As originally drafted, the Affordable Care Act would have required states to extend their Medicaid coverage to all people who earn up to 133 percent of the federal poverty level. Those who earn more than 133 percent of poverty qualify for price subsidies for private insurance coverage.
However, the U.S. Supreme Court struck down the requirements that states expand Medicaid, saying it was up to each individual state legislature. North Carolina decided not to expand its Medicaid system.
That leaves a gap between those families poor enough to qualify for Medicaid – and most childless adults who do not qualify at all – and those who earn enough to qualify for private insurance subsidies. In North Carolina, 318,710 people fall into this coverage gap.
Those in favor of expanding Medicaid in North Carolina argue that, by insuring more people, the state would both improve the overall health of the population and save the state money.
"Providing health insurance coverage will help people gain access to the care they need, which can help improve health outcomes. Because of the high federal match rate, the offsets and the new tax revenues, the state would likely experience a net savings of $65.4 million from the Medicaid expansion over the eight-year time period," according to an analysis by the North Carolina Institute for Medicine.
Those savings come because the federal government has agreed to pick up the bulk of the cost for the initial years of Medicaid expansion.

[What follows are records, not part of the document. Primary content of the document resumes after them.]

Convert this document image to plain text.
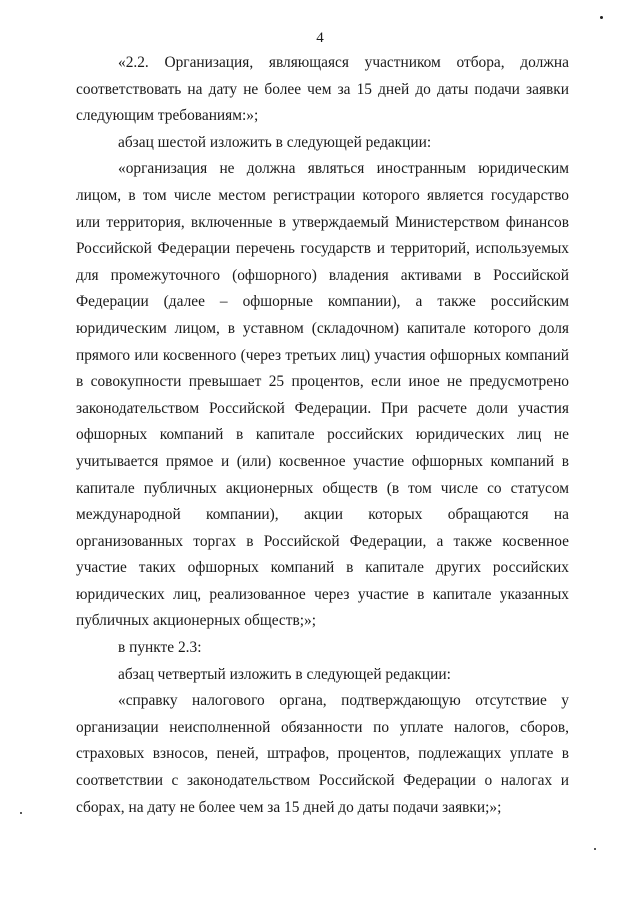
4

«2.2. Организация, являющаяся участником отбора, должна соответствовать на дату не более чем за 15 дней до даты подачи заявки следующим требованиям:»;

абзац шестой изложить в следующей редакции:

«организация не должна являться иностранным юридическим лицом, в том числе местом регистрации которого является государство или территория, включенные в утверждаемый Министерством финансов Российской Федерации перечень государств и территорий, используемых для промежуточного (офшорного) владения активами в Российской Федерации (далее – офшорные компании), а также российским юридическим лицом, в уставном (складочном) капитале которого доля прямого или косвенного (через третьих лиц) участия офшорных компаний в совокупности превышает 25 процентов, если иное не предусмотрено законодательством Российской Федерации. При расчете доли участия офшорных компаний в капитале российских юридических лиц не учитывается прямое и (или) косвенное участие офшорных компаний в капитале публичных акционерных обществ (в том числе со статусом международной компании), акции которых обращаются на организованных торгах в Российской Федерации, а также косвенное участие таких офшорных компаний в капитале других российских юридических лиц, реализованное через участие в капитале указанных публичных акционерных обществ;»;

в пункте 2.3:

абзац четвертый изложить в следующей редакции:

«справку налогового органа, подтверждающую отсутствие у организации неисполненной обязанности по уплате налогов, сборов, страховых взносов, пеней, штрафов, процентов, подлежащих уплате в соответствии с законодательством Российской Федерации о налогах и сборах, на дату не более чем за 15 дней до даты подачи заявки;»;
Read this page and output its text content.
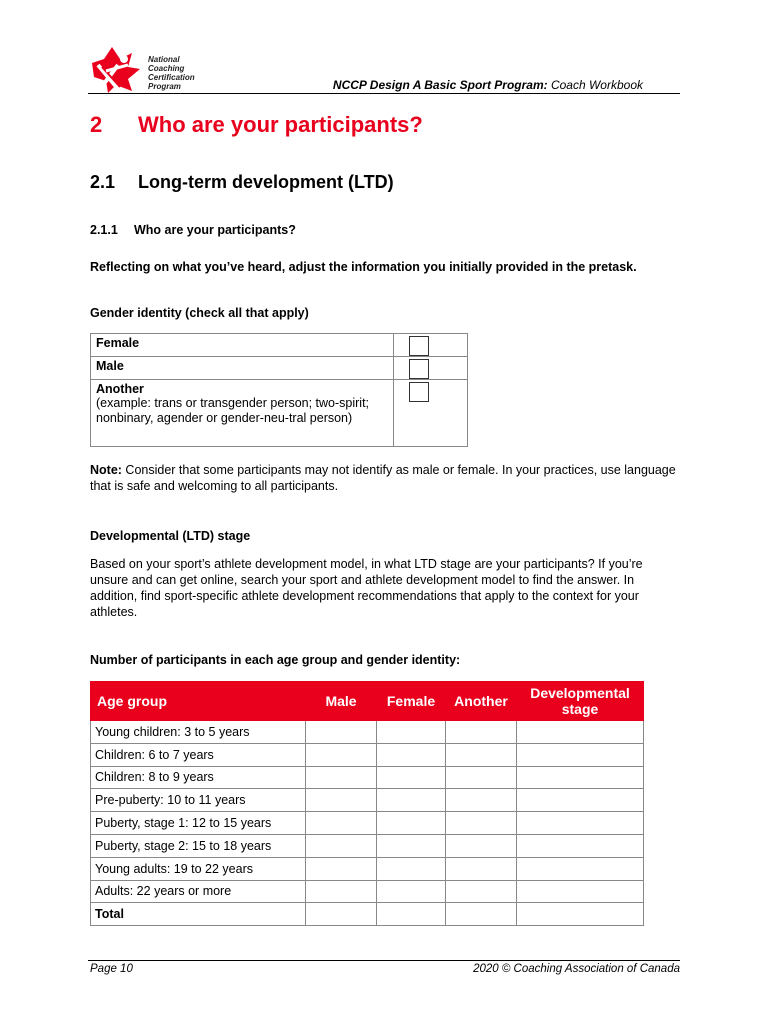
National
Coaching
Certification
Program	NCCP Design A Basic Sport Program: Coach Workbook
2 Who are your participants?
2.1 Long-term development (LTD)
2.1.1 Who are your participants?
Reflecting on what you’ve heard, adjust the information you initially provided in the pretask.
Gender identity (check all that apply)
Female	

Male	

Another
(example: trans or transgender person; two-spirit; nonbinary, agender or gender-neu-tral person)	

Note: Consider that some participants may not identify as male or female. In your practices, use language that is safe and welcoming to all participants.
Developmental (LTD) stage
Based on your sport’s athlete development model, in what LTD stage are your participants? If you’re unsure and can get online, search your sport and athlete development model to find the answer. In addition, find sport-specific athlete development recommendations that apply to the context for your athletes.
Number of participants in each age group and gender identity:
Age group	Male	Female	Another	Developmental stage
Young children: 3 to 5 years				
Children: 6 to 7 years				
Children: 8 to 9 years				
Pre-puberty: 10 to 11 years				
Puberty, stage 1: 12 to 15 years				
Puberty, stage 2: 15 to 18 years				
Young adults: 19 to 22 years				
Adults: 22 years or more				
Total				
Page 10	2020 © Coaching Association of Canada
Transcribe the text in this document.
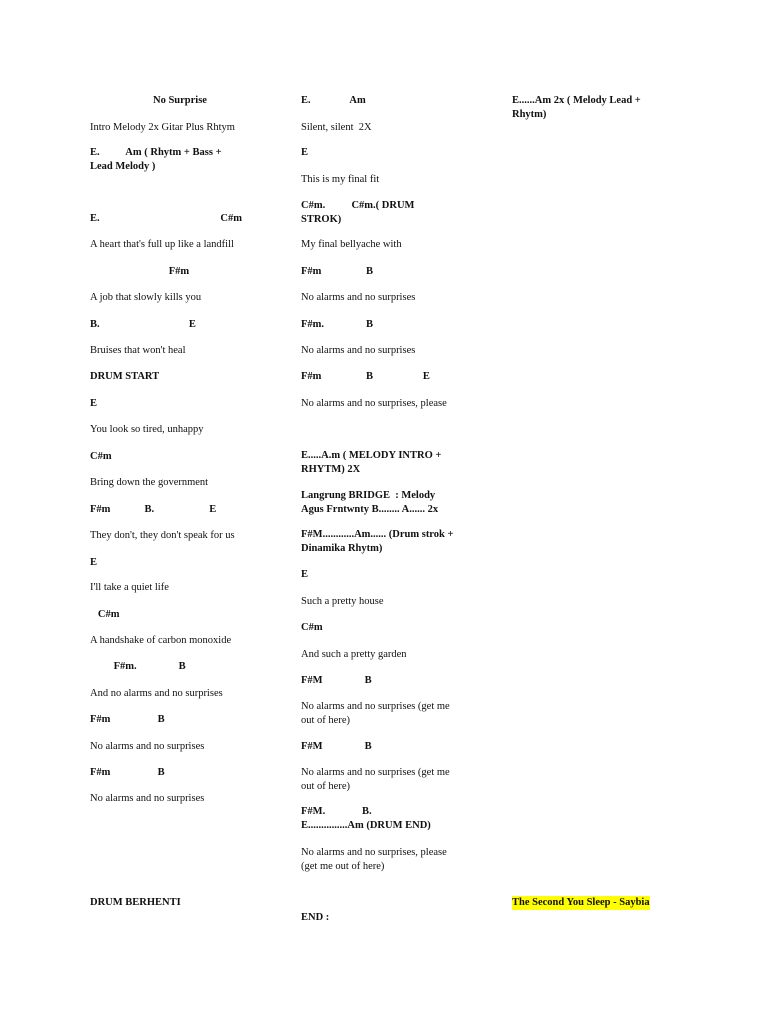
No Surprise
Intro Melody 2x Gitar Plus Rhtym
E.          Am ( Rhytm + Bass +
Lead Melody )
E.                                              C#m
A heart that's full up like a landfill
F#m
A job that slowly kills you
B.                                  E
Bruises that won't heal
DRUM START
E
You look so tired, unhappy
C#m
Bring down the government
F#m             B.                     E
They don't, they don't speak for us
E
I'll take a quiet life
C#m
A handshake of carbon monoxide
F#m.                B
And no alarms and no surprises
F#m                  B
No alarms and no surprises
F#m                  B
No alarms and no surprises
DRUM BERHENTI
E.               Am
Silent, silent  2X
E
This is my final fit
C#m.          C#m.( DRUM
STROK)
My final bellyache with
F#m                 B
No alarms and no surprises
F#m.                B
No alarms and no surprises
F#m                 B                   E
No alarms and no surprises, please
E.....A.m ( MELODY INTRO +
RHYTM) 2X
Langrung BRIDGE  : Melody
Agus Frntwnty B........ A...... 2x
F#M............Am...... (Drum strok +
Dinamika Rhytm)
E
Such a pretty house
C#m
And such a pretty garden
F#M                B
No alarms and no surprises (get me
out of here)
F#M                B
No alarms and no surprises (get me
out of here)
F#M.              B.
E...............Am (DRUM END)
No alarms and no surprises, please
(get me out of here)
END :
E......Am 2x ( Melody Lead +
Rhytm)
The Second You Sleep - Saybia
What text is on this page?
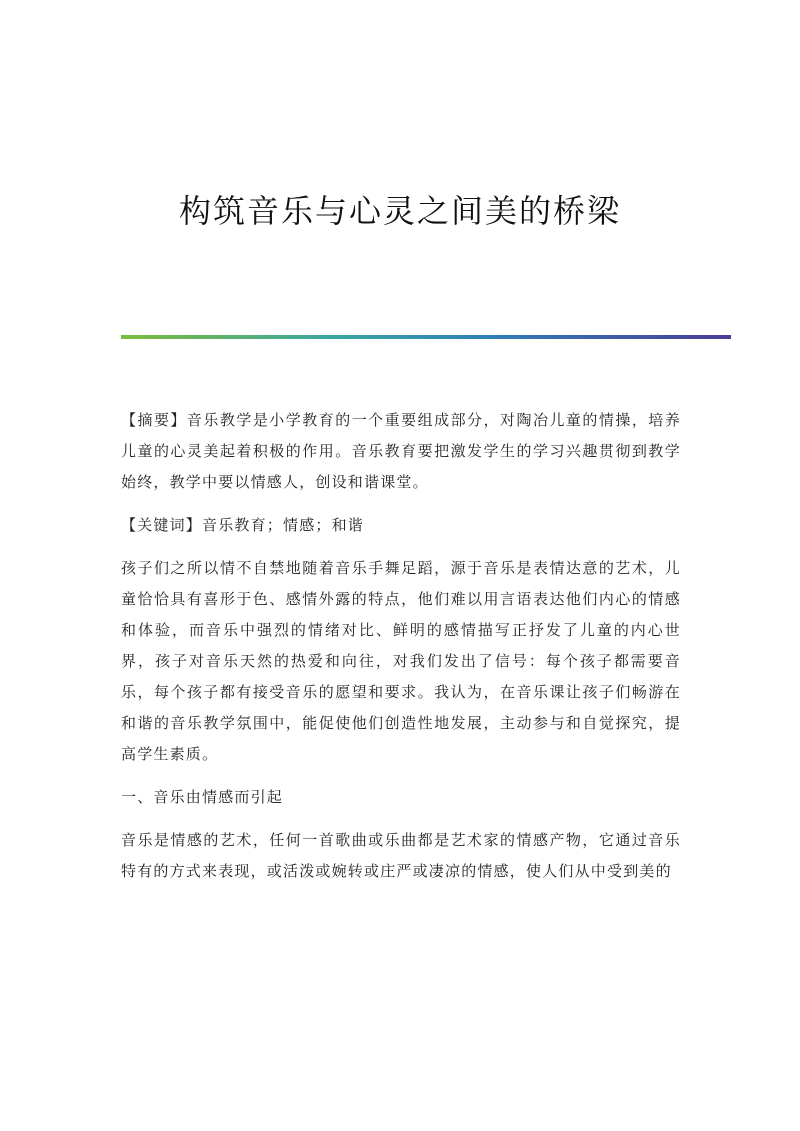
构筑音乐与心灵之间美的桥梁

【摘要】音乐教学是小学教育的一个重要组成部分，对陶冶儿童的情操，培养儿童的心灵美起着积极的作用。音乐教育要把激发学生的学习兴趣贯彻到教学始终，教学中要以情感人，创设和谐课堂。

【关键词】音乐教育；情感；和谐

孩子们之所以情不自禁地随着音乐手舞足蹈，源于音乐是表情达意的艺术，儿童恰恰具有喜形于色、感情外露的特点，他们难以用言语表达他们内心的情感和体验，而音乐中强烈的情绪对比、鲜明的感情描写正抒发了儿童的内心世界，孩子对音乐天然的热爱和向往，对我们发出了信号：每个孩子都需要音乐，每个孩子都有接受音乐的愿望和要求。我认为，在音乐课让孩子们畅游在和谐的音乐教学氛围中，能促使他们创造性地发展，主动参与和自觉探究，提高学生素质。

一、音乐由情感而引起

音乐是情感的艺术，任何一首歌曲或乐曲都是艺术家的情感产物，它通过音乐特有的方式来表现，或活泼或婉转或庄严或凄凉的情感，使人们从中受到美的
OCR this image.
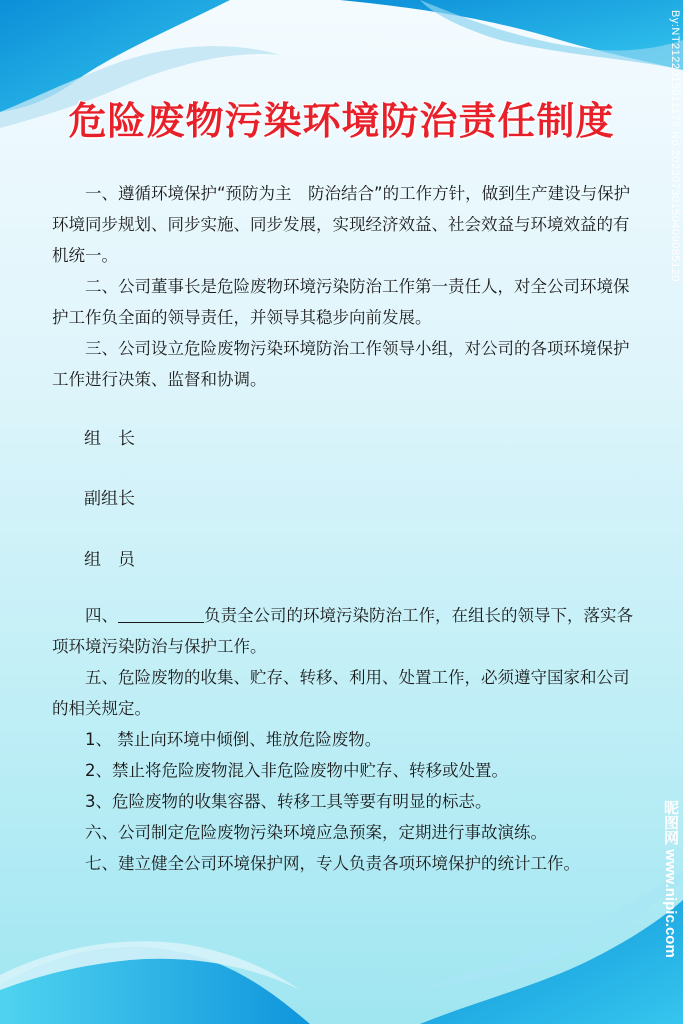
危险废物污染环境防治责任制度

一、遵循环境保护“预防为主　防治结合”的工作方针，做到生产建设与保护环境同步规划、同步实施、同步发展，实现经济效益、社会效益与环境效益的有机统一。

二、公司董事长是危险废物环境污染防治工作第一责任人，对全公司环境保护工作负全面的领导责任，并领导其稳步向前发展。

三、公司设立危险废物污染环境防治工作领导小组，对公司的各项环境保护工作进行决策、监督和协调。

组　长
副组长
组　员

四、	负责全公司的环境污染防治工作，在组长的领导下，落实各项环境污染防治与保护工作。

五、危险废物的收集、贮存、转移、利用、处置工作，必须遵守国家和公司的相关规定。

1、 禁止向环境中倾倒、堆放危险废物。

2、禁止将危险废物混入非危险废物中贮存、转移或处置。

3、危险废物的收集容器、转移工具等要有明显的标志。

六、公司制定危险废物污染环境应急预案，定期进行事故演练。

七、建立健全公司环境保护网，专人负责各项环境保护的统计工作。

By:NT2122015011179 No.20230730150409085120
昵图网 www.nipic.com
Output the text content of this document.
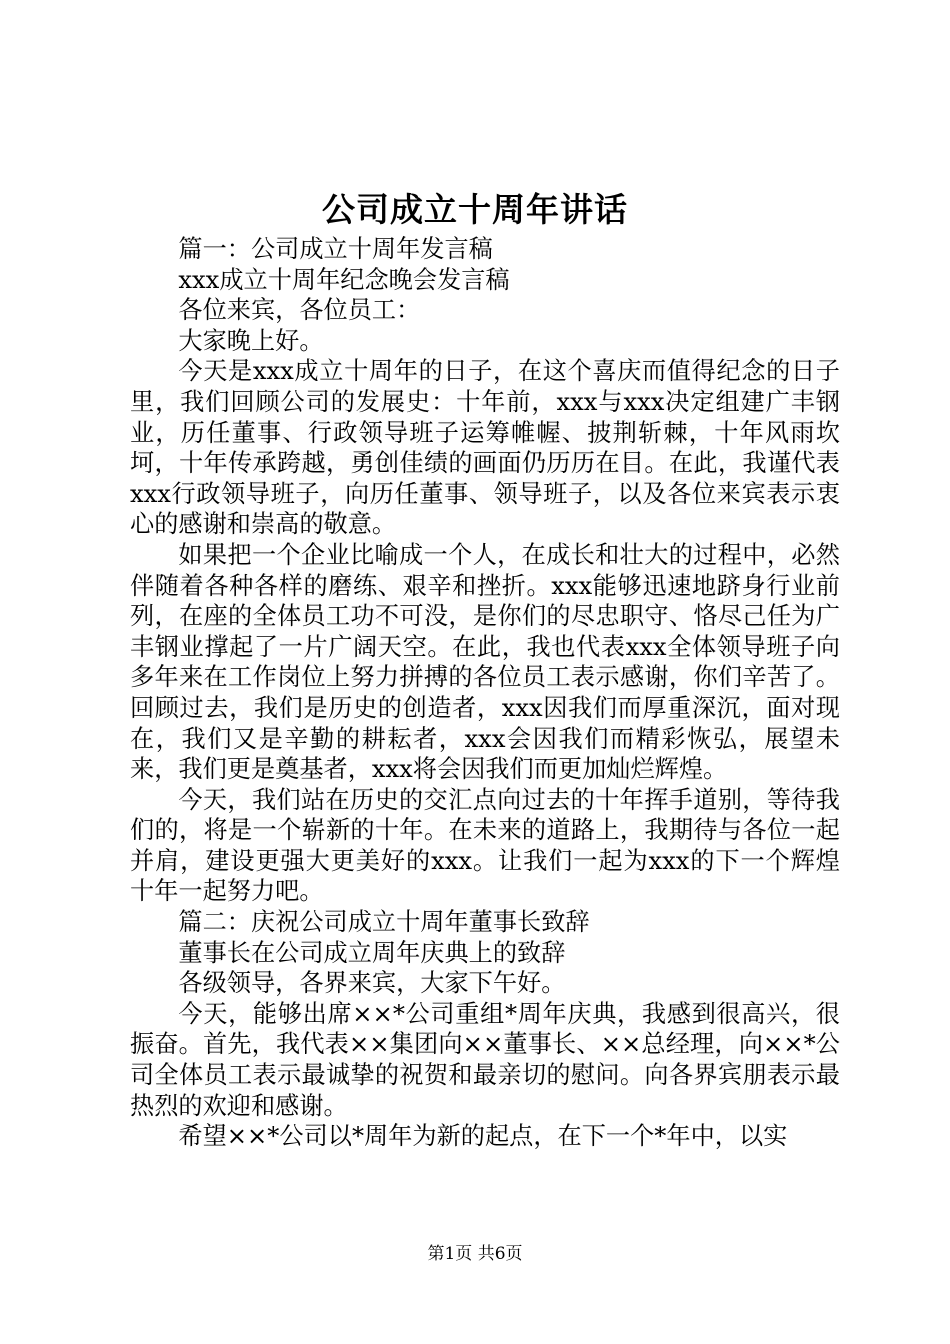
公司成立十周年讲话

篇一：公司成立十周年发言稿

xxx成立十周年纪念晚会发言稿

各位来宾，各位员工：

大家晚上好。

今天是xxx成立十周年的日子，在这个喜庆而值得纪念的日子里，我们回顾公司的发展史：十年前，xxx与xxx决定组建广丰钢业，历任董事、行政领导班子运筹帷幄、披荆斩棘，十年风雨坎坷，十年传承跨越，勇创佳绩的画面仍历历在目。在此，我谨代表xxx行政领导班子，向历任董事、领导班子，以及各位来宾表示衷心的感谢和崇高的敬意。

如果把一个企业比喻成一个人，在成长和壮大的过程中，必然伴随着各种各样的磨练、艰辛和挫折。xxx能够迅速地跻身行业前列，在座的全体员工功不可没，是你们的尽忠职守、恪尽己任为广丰钢业撑起了一片广阔天空。在此，我也代表xxx全体领导班子向多年来在工作岗位上努力拼搏的各位员工表示感谢，你们辛苦了。回顾过去，我们是历史的创造者，xxx因我们而厚重深沉，面对现在，我们又是辛勤的耕耘者，xxx会因我们而精彩恢弘，展望未来，我们更是奠基者，xxx将会因我们而更加灿烂辉煌。

今天，我们站在历史的交汇点向过去的十年挥手道别，等待我们的，将是一个崭新的十年。在未来的道路上，我期待与各位一起并肩，建设更强大更美好的xxx。让我们一起为xxx的下一个辉煌十年一起努力吧。

篇二：庆祝公司成立十周年董事长致辞

董事长在公司成立周年庆典上的致辞

各级领导，各界来宾，大家下午好。

今天，能够出席××*公司重组*周年庆典，我感到很高兴，很振奋。首先，我代表××集团向××董事长、××总经理，向××*公司全体员工表示最诚挚的祝贺和最亲切的慰问。向各界宾朋表示最热烈的欢迎和感谢。

希望××*公司以*周年为新的起点，在下一个*年中，以实

第1页 共6页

In addition, proponents argue that expanding Medicaid will pour more money into the health sector and support job creation. The IOM report pegged this number at 25,000 new jobs.
Early in 2013, lawmakers passed a measure blocking Medicaid expansion in North Carolina with the support of McCrory.
"Our Medicaid system is broken, and I cannot expand a broken system," McCrory said at the time. "It would be unfair to the taxpayers, unfair to the citizens currently receiving Medicaid and unfair to create a new bureaucracy to implement the system."
Specifically, opponents of expansion said the state would not have been able to handle the influx of hundreds of thousands of new beneficiaries as it struggled to get two new computer systems online and find ways to control cost.
"The original offer that was made by the federal government ... is a bad offer for the state and a bad cost for the state," said Sen. Ralph Hise, R-Mitchell.
Hise said North Carolina would still bear increasing administration costs, and beyond the eighth year of the Affordable Care Act, there's no guarantee that the federal government would continue to take on a super-sized share of the costs for those above the poverty line.
"If the feds were open to a more sustainable future for the state and what they cover and how they cover, I think we'd be very interested," Hise said. "But as long as with the fed it is this take-it-or-leave it offer, the long-term numbers just don't add up."
Conservatives also dispute the claims that Medicaid expansion would lead to job creation.
"An expansion financed by a combination of federal tax hikes, Medicare cuts and state tax or budget changes means that some jobs will be created among providers serving Medicaid patients and other jobs will be lost," wrote John Hood, president of the conservative John Locke Foundation.